J’aime les éditeurs. Les vrais je veux dire, ceux qui ne sont pas que des vendeurs de pommes, ceux qui, tant bien que mal, essaient de s’inscrire dans cette définition romantique qui veut que l’éditeur soit un accoucheur de talents (sic !). Et les éditions Athéna-edif, basées au Sénégal, font partie de ces passionnés de la littérature qui essaient d’accompagner leurs auteurs pour qu’ils produisent le meilleur. Et de temps en temps, il faut leur rendre hommage. Bien que, dans le cas présent, je partage cet éditeur avec l’auteur Sémou Mama Diop, j’assume parfaitement le fait d’être juge et partie.  :-D

Revenons donc au livre. Livre que j’ai absolument voulu lire dès sa publication ; d’abord parce que je fais confiance à l’éditeur, mais surtout parce que j’avais ouï-dire que l’auteur, au Sénégal, sentait un peu le souffre car une de ses œuvres avaient été censurée par les autorités en place. Il n’en fallait pas plus pour attiser ma curiosité, évidemment. :-)

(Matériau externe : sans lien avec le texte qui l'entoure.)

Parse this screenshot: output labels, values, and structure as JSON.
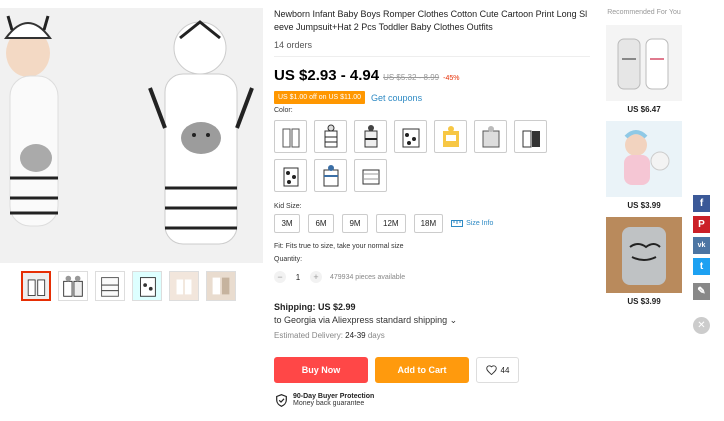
{
  "product": {
    "title": "Newborn Infant Baby Boys Romper Clothes Cotton Cute Cartoon Print Long Sleeve Jumpsuit+Hat 2 Pcs Toddler Baby Clothes Outfits",
    "orders": "14 orders",
    "price": "US $2.93 - 4.94",
    "old_price": "US $5.32 - 8.99",
    "discount": "-45%",
    "coupon_badge": "US $1.00 off on US $11.00",
    "get_coupons": "Get coupons"
  },
  "color": {
    "label": "Color:",
    "swatches": [
      "variant-1",
      "variant-2",
      "variant-3",
      "variant-4",
      "variant-5",
      "variant-6",
      "variant-7",
      "variant-8",
      "variant-9",
      "variant-10"
    ]
  },
  "size": {
    "label": "Kid Size:",
    "options": [
      "3M",
      "6M",
      "9M",
      "12M",
      "18M"
    ],
    "info": "Size Info"
  },
  "fit_text": "Fit: Fits true to size, take your normal size",
  "quantity": {
    "label": "Quantity:",
    "value": "1",
    "minus": "−",
    "plus": "+",
    "available": "479934 pieces available"
  },
  "shipping": {
    "title": "Shipping: US $2.99",
    "to": "to Georgia via Aliexpress standard shipping ⌄",
    "delivery_label": "Estimated Delivery:",
    "delivery_days": "24-39",
    "delivery_unit": "days"
  },
  "actions": {
    "buy_now": "Buy Now",
    "add_to_cart": "Add to Cart",
    "wishlist_count": "44"
  },
  "protection": {
    "title": "90-Day Buyer Protection",
    "subtitle": "Money back guarantee"
  },
  "recommended": {
    "title": "Recommended For You",
    "items": [
      {
        "price": "US $6.47"
      },
      {
        "price": "US $3.99"
      },
      {
        "price": "US $3.99"
      }
    ]
  },
  "social": {
    "facebook": "f",
    "pinterest": "P",
    "vk": "vk",
    "twitter": "t",
    "edit": "✎",
    "close": "✕"
  },
  "colors": {
    "buy_now": "#ff4747",
    "add_to_cart": "#ff9a0d",
    "coupon": "#ff9700",
    "link": "#2e8ac4",
    "discount": "#e62e04"
  }
}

Je ne connaissais pas, honte à moi, l’histoire de ces femmes, les femmes de Nder, qui, pour fuir l’esclavage, préférèrent s’immoler plutôt que de se voir avilir. Pour échapper aux razzias des Maures dans la province du Walo, les femmes se sont retranchées dans une case, non sans s’être farouchement battues contre des guerriers sanguinaires, et elles se sont immolées. Dure et violente tragédie. Sémou Mama Diop nous amène deux siècles après ces événements, et fait une relecture du courage des femmes de cette région au travers d’une histoire plus contemporaine, beaucoup plus ancrée dans notre actualité sanglante ; celle du djihadisme.

« Un vent doux et langoureux s’annonça. Son souffle était similaire aux chuchotements galants d’un amant épris. Bientôt, les vieux, sous la houlette du Doyen, sortiraient leurs chaises pliantes et leurs grands damiers et traineraient leurs articulations grinçantes au centre de la place pour deviser et se distraire à l’ombre du grand badamier. »

Le récit démarre avec un lyrisme assumé, très beau à lire, mais peut-être un peu excessif, qui frise le sirupeux. Très vite la narration bascule (ou alterne avec) sur du dialogué beaucoup plus direct à la façon d’un polar. En fait, ce début de récit me fait penser au livre "Du feu pour les honneurs" de Samba Saphir. Autant elle était, à mon avis, très douée pour les parties dialoguées, autant la narration me paraissait assez verte. Pour "Les flammes de Nder", c’est l’inverse. L’auteur est extrêmement fort dans les parties narrées. Très lyrique parfois et l’écriture est maitrisée. Les dialogues moins.

« La réussite du voisin donne la mesure de leur médiocrité. Mais puis qu’ici personne n’assume la responsabilité de son propre échec, c’est forcément celui qui vrille qui leur a ravi, par quelque sortilège, la lumière. »

En entrant plus dans l’histoire on ne peut s’empêcher de penser à "Terre ceinte", du prodigieux Mohamed Mbougar Saar. Sémou Mama Diop, avec un style totalement différent, réussi une sorte de préquelle de ce "Terre ceinte" qui campe le destin d’une terre envahie et administrée par des djihadistes. Le roman "Les flammes de Nder" choisi de mettre en scène une ville qui, petit à petit, de façon sournoise, en profitant de la faiblesse des hypocrisies des anciens qui devraient être les protecteurs des peuples, garants des limites à ne pas dépasser, se laissent enfermer entre les serres d’une poignée de radicalisés par opportunisme.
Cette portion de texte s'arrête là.